If you follow New York State political news, then you know that corruption scandals have played a big role in both party politics and in election news. So-called "ethics reform" has been a big talking point over the past year or so, with people pointing fingers at the Dean Skelos and Sheldon Silver convictions. Both men took money for favors, and used their discretion in their respective positions, to force certain outcomes each man considered personally advantageous. "Get the money out of politics" has become an election year mantra once again, the underlying assumption being that commerce skews political power and undermines the noble intent of these otherwise noble people. I call bullshit on this.

The cycle has to start somewhere, and it seems pretty obvious to me that it starts in the edifice of state power. The rules are laid out: Bureaucrat position A is allowed to exercise specific duties (i.e. activities otherwise considered criminal, belligerent, manipulative, or simple bullying if they are performed privately) within a certain range of discretion. Relatively speaking, these rules are pretty rigid and unforgiving, and these duties and methods are fairly specific. The process becomes ossified and archaic, slowing down or halting entrepreneurial action, creating a well-lit roadblock to commerce. Enter the bribe.

In response to these rules, clever individuals figure out where the roadblocks are, and find ways to circumvent or bypass them, enlisting the aid of the gatekeeper bureaucrat to "look the other way," or "grease the wheels" to "get things done." In exchange, the bureaucrat is compensated commensurate with his ability to make the rules more binding or less binding to particular parties. Deals are made in secret, while the official line is "bribery is illegal and wrong!" Keeping such activities illegal creates barriers to entry for all but the most politically connected and wealthy, and the bureaucrat can tailor his services around a small list of particular clients, charging high margins for the privilege.

The government bureaucrat is not noble, but is most certainly human. Market activities find ways to close the doors on moral hazard, and create beacons as big as life, allowing people to scrutinize the otherwise opaque wall erected through legislation, between the political class and the private class. Without commerce (bribery), the bureaucrat is absolute in his domain of power and discretion; with commerce, there is at least some wiggle room for some of us, and the bureaucrat must cater to his customer base. Power corrupts commerce, not the other way around. If not for the well-lit roadblocks, individuals would be spending their money in other areas, rather than lining the pockets of the politicians.

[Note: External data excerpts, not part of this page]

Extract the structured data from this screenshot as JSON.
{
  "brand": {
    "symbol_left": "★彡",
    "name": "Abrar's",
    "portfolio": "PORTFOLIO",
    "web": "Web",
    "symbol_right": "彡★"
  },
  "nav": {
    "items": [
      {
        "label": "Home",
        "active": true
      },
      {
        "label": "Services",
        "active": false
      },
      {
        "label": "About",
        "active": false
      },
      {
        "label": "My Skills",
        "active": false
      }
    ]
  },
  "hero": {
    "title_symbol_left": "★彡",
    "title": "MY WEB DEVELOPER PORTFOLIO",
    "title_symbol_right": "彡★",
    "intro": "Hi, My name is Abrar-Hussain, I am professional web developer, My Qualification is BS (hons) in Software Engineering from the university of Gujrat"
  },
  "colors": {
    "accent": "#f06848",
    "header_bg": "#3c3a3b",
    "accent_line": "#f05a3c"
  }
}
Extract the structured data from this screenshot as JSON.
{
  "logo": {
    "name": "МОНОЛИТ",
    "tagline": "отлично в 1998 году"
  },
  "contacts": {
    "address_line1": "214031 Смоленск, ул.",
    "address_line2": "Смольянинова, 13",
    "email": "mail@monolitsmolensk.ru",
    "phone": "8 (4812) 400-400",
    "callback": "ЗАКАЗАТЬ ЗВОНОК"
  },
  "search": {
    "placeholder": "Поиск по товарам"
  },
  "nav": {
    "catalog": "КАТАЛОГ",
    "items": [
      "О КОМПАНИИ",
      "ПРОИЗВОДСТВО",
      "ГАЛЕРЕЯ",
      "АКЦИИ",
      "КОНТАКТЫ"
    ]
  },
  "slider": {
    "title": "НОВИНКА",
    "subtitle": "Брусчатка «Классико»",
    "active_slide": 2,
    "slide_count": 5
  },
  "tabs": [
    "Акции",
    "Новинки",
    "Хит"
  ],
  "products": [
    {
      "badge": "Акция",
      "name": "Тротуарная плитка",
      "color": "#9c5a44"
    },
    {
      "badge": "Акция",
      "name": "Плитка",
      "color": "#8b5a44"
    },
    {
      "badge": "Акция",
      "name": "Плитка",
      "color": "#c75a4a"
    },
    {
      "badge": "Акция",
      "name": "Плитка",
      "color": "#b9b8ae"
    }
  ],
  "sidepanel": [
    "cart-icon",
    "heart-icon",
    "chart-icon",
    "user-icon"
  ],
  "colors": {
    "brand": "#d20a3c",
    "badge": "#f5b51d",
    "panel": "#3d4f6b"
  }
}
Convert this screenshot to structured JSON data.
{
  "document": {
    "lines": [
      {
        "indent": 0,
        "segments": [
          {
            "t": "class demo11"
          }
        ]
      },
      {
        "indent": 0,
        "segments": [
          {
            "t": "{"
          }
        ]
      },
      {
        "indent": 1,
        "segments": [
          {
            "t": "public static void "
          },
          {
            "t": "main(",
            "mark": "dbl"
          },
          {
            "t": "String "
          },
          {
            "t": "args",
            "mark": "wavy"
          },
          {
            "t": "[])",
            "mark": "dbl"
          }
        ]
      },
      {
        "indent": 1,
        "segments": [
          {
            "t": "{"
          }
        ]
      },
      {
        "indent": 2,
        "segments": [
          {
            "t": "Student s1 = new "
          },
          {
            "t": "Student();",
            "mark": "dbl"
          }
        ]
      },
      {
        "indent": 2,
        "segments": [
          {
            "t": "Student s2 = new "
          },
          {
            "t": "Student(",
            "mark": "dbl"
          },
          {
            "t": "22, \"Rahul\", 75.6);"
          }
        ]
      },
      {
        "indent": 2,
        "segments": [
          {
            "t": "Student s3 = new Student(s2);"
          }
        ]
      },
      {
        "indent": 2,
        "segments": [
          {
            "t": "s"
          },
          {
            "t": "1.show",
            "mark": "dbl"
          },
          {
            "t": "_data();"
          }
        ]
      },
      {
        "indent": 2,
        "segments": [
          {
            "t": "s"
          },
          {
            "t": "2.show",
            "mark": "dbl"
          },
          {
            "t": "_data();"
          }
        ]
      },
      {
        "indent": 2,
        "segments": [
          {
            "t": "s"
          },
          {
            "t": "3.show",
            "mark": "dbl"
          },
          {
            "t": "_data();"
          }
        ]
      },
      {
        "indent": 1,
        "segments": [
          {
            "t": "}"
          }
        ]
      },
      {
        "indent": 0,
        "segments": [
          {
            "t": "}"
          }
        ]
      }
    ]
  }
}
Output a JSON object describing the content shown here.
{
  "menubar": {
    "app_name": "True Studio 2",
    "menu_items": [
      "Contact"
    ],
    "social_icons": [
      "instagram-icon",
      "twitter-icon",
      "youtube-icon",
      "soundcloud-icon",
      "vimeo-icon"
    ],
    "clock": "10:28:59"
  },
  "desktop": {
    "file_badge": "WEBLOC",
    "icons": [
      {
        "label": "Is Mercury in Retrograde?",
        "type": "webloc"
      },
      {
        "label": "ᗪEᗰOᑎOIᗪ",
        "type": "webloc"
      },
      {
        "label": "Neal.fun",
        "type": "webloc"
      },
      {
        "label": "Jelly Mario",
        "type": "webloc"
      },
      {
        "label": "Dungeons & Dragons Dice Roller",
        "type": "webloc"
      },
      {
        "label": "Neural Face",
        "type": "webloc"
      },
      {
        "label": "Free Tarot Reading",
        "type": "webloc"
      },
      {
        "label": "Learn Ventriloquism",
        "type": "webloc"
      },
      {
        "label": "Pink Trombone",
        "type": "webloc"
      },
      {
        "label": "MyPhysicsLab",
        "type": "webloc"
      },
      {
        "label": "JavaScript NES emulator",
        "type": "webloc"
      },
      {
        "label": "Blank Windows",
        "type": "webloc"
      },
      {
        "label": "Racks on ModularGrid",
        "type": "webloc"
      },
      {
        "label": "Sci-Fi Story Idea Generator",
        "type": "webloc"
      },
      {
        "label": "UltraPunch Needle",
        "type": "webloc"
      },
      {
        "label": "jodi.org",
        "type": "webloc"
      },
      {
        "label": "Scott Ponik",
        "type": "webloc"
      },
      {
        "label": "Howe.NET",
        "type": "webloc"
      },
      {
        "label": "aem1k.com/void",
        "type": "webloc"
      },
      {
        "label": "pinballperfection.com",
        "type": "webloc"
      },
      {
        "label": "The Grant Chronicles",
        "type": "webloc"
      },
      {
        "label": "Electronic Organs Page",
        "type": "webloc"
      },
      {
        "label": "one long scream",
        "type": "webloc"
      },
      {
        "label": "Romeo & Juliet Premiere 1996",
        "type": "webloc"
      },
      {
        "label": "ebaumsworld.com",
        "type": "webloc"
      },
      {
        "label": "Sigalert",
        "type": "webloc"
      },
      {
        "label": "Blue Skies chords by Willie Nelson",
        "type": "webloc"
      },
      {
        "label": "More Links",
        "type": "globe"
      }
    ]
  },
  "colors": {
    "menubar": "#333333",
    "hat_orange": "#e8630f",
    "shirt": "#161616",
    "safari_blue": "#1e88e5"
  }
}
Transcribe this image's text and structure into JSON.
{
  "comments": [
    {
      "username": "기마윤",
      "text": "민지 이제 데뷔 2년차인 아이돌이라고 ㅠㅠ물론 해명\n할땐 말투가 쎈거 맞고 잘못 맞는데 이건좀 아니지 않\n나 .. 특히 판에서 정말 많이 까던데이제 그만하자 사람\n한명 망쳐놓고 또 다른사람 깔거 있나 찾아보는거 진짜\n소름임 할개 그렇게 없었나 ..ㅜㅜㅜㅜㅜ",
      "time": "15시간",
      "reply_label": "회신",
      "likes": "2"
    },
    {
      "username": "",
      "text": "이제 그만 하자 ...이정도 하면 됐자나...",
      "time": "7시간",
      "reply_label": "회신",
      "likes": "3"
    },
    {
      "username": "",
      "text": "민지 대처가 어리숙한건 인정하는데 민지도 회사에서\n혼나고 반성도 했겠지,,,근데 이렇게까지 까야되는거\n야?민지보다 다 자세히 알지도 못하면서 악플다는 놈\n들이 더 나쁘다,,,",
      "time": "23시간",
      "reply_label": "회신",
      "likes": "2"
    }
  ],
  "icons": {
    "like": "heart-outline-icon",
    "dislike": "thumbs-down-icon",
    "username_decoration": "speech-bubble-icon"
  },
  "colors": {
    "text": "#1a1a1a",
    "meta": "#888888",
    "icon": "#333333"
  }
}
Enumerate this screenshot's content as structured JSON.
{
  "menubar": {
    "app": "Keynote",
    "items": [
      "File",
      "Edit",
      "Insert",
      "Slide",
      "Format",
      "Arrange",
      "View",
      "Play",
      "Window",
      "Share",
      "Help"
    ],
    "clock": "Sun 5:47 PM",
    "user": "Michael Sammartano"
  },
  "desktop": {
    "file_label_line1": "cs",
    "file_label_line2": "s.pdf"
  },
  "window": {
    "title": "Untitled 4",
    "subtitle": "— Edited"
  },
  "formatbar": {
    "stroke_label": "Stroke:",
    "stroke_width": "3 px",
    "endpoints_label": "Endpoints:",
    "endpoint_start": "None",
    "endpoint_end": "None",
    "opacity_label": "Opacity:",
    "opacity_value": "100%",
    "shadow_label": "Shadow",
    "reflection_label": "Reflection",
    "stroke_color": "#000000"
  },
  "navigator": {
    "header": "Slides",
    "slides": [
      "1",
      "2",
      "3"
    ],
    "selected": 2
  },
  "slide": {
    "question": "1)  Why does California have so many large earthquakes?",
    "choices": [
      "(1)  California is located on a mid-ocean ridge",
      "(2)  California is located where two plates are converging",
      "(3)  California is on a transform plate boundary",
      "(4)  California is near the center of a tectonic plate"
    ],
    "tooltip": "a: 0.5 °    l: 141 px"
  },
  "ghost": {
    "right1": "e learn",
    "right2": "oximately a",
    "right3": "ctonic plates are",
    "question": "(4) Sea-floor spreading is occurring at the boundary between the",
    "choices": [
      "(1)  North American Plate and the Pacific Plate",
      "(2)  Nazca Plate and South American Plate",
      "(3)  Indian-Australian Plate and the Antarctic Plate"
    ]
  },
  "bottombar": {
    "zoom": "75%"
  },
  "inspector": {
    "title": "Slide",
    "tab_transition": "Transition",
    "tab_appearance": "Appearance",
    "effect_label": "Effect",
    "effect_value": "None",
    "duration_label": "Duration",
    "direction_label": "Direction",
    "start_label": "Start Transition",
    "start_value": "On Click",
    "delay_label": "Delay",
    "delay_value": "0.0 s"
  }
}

If you really want to close the doors on corruption, you need more commerce, not less. Legalizing bribery forces a bureaucrat's margins down, and broadens the base of people he will need to cater to in order to continue to enjoy his earnings. Along the way, the roadblocks do not just become clearly visible, but they become invasive and palpable, naturally calling into question the legitimacy of the political power in question. Public outcry does the rest, the shackles come off, the bureaucracy becomes smaller, and life gets better. Think about it...

1 comment:

  1. Great point -- it's a perspective on this I had not considered, personally. As always, prohibition on anything between consenting adults seems to virtually if not totally always make things worse, not better. The bribes happen, anyways, but this way -- it's out in the open and the light is shined upon it as opposed to it lurking amongst the barely visible shadows in the darkness.

    The cries to 'take money out of politics!' are absolutely nonsensical. The Soviet Union managed to 'take money out of politics', and yet it was the most corrupt political regime ever seen on the face pf the planet. If you somehow manage to 'remove money from politics' (and you can't, but if you did), then it would become much harder to both literally and figuratively account for patronage -- and it simply falls far more into the abstract, as it did in the Soviet Union.